The amount is contained in the 2014 budget proposals for the affected agencies currently before the National Assembly.
An analysis of the fiscal document,
which was submitted by the Minister of Finance, Dr. Ngozi Okonjo-Iweala,
to the National Assembly in December, showed that the police formations
and commands, with a budget of N404.07m, have the highest figure for
financial charges.
A breakdown of this amount shows that
while about N402.98m will be spent on insurance premium, the balance of
N1.09m is for bank charges.
Similarly, the budget details also
indicate that the Ministry of Agriculture and its parastatals have
earmarked the sum of N55.06m for financial charges, while the
Presidency, Office of the Secretary to the Government of the Federation
and its parastatals plan to spend N14.25m and N72.4m, respectively.
The Ministry of Finance has a budget of
N2.55m for financial charges, while the Debt Management Office also has a
provision of N1.6m for the same purpose.
Others are Budget Office of the
Federation, N4.62m made up of bank charges (other than interest), N1.07m
and insurance premium, N3.45m; and National Insurance Commission,
N26.98m made up of bank charges, N3.52m, and insurance premium, N23.46m.
Similarly, the Office of the
Accountant-General of the Federation has a provision of N1.73m for
financial charges (general); while the Pension Transitional Arrangement
Department has N41.4m budgeted for the same purpose.
The Commissioner for Insurance, Mr. Fola
Daniel, had, while speaking at a national workshop for insurance desk
officers of government Ministries, Departments and Agencies, frowned on
the level of government’s indebtedness to insurance companies.

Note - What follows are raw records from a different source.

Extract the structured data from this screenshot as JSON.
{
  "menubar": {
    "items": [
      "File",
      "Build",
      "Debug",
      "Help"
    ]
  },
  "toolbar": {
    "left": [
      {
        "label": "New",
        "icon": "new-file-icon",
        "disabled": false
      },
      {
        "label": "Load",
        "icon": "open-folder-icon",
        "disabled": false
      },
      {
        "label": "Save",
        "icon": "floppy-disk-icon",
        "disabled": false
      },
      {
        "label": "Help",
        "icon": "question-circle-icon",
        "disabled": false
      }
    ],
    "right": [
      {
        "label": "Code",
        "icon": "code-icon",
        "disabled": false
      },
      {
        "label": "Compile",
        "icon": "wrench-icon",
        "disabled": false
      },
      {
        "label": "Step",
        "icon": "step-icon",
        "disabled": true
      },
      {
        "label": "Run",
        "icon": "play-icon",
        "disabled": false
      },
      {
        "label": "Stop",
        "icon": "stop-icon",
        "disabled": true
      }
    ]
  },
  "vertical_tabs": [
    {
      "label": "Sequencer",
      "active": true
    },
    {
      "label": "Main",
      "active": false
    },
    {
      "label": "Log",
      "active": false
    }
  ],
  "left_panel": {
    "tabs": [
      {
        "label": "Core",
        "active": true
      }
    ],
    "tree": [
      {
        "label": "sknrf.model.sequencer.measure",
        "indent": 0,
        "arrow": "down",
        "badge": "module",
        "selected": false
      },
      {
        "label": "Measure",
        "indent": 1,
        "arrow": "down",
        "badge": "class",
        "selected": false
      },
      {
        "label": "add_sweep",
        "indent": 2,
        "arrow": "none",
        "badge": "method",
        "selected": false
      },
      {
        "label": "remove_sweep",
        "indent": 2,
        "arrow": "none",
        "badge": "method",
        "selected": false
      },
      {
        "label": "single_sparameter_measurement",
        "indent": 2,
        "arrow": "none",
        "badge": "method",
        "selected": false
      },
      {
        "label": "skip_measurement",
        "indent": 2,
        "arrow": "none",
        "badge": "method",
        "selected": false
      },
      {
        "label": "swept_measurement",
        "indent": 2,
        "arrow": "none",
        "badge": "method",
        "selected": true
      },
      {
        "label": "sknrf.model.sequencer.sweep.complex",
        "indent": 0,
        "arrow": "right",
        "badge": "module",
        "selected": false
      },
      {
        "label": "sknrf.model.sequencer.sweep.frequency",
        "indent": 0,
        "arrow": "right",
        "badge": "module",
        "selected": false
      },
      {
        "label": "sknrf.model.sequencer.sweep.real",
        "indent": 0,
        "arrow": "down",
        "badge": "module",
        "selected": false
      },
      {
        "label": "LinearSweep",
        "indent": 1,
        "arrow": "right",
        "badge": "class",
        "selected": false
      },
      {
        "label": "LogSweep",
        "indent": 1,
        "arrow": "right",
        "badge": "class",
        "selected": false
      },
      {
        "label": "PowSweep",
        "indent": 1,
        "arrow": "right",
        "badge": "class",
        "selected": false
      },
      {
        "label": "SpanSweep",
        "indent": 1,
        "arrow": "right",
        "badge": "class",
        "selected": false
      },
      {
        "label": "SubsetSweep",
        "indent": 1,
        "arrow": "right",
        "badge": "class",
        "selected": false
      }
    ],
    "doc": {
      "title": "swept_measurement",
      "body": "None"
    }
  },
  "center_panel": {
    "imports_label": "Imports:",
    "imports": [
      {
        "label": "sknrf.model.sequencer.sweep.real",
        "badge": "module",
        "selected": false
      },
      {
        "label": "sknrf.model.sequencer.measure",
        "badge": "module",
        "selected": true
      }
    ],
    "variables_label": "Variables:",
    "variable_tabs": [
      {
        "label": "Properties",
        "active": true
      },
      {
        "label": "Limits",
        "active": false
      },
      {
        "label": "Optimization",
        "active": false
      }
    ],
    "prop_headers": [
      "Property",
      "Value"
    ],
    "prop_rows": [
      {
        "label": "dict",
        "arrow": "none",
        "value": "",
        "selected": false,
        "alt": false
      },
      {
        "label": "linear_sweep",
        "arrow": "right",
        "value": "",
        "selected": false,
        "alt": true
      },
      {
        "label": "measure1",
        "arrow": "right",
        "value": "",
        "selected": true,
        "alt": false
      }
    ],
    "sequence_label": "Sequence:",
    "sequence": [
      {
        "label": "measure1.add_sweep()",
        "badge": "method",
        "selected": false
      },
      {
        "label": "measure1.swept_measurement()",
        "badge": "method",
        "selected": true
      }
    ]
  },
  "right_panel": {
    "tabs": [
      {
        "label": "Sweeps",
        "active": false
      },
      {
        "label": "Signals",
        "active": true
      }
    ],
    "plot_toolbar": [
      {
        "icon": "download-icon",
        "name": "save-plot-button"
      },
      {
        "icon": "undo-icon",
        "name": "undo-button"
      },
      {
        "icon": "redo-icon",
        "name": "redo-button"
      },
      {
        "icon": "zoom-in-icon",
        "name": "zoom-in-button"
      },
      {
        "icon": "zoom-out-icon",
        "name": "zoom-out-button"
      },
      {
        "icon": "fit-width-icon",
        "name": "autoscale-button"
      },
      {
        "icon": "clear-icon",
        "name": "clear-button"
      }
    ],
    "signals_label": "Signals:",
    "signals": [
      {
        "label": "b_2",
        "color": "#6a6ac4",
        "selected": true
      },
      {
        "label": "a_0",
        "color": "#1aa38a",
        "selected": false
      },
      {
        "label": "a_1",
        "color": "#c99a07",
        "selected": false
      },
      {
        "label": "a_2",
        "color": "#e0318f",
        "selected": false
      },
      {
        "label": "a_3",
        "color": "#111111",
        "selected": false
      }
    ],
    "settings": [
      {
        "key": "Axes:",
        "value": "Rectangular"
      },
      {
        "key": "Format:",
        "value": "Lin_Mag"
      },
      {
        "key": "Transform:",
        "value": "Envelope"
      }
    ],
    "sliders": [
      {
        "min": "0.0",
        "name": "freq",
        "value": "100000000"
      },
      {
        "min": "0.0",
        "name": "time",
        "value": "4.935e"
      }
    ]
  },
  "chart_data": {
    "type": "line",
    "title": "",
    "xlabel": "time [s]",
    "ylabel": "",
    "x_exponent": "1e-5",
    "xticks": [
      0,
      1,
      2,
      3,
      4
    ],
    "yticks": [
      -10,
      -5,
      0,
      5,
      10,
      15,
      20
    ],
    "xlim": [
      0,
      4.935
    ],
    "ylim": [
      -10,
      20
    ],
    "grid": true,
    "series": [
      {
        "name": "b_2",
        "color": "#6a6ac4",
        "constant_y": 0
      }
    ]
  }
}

Daniel said, “We decided to have this
forum with the insurance desk officers in the MDAs because the biggest
debtors to the insurance companies are the government agencies.
“And of course, it follows from the fact
that the biggest customer is also the government. So, what we are doing
here is asking that we as government functionaries should show
leadership; we cannot break the law by excusing ourselves on the grounds
that we are government.”
The NAICOM boss said an analysis of the
financial statements of most of the insurance companies indicated that
60 to 70 per cent of insurance premium had not been paid.
The development, he noted, was affecting the ability of the insurance companies to settle claims promptly.
Daniel had said, “If you do an analysis
of the insurance balance sheet, you will find out that 60 to 70 per cent
of insurance premium has not been collected and that is what we must
arrest, and we must find a way of putting an end to it.
“One of the fallouts of this is the
inability of some insurance companies to pay premium as when due because
unless you have prepaid your premium, there is no way insurance
companies can find a way to pay claims.”
He said the commission was working with the National Assembly to ensure that the insurance premiums of the MDAs were paid.
“We have extended this frontier of
argument to the National Assembly to the extent that the MDAs are to
submit their budgets this year and next year; the National Assembly will
be specifically finding out how much is provided for insurance and what
is the basis of this provision,” he said.
Daniel added that the commission had at
different times and fora reminded the government of the need to show
more commitment to the insurance of its assets by making adequate
provisions for insurance in its annual budgets.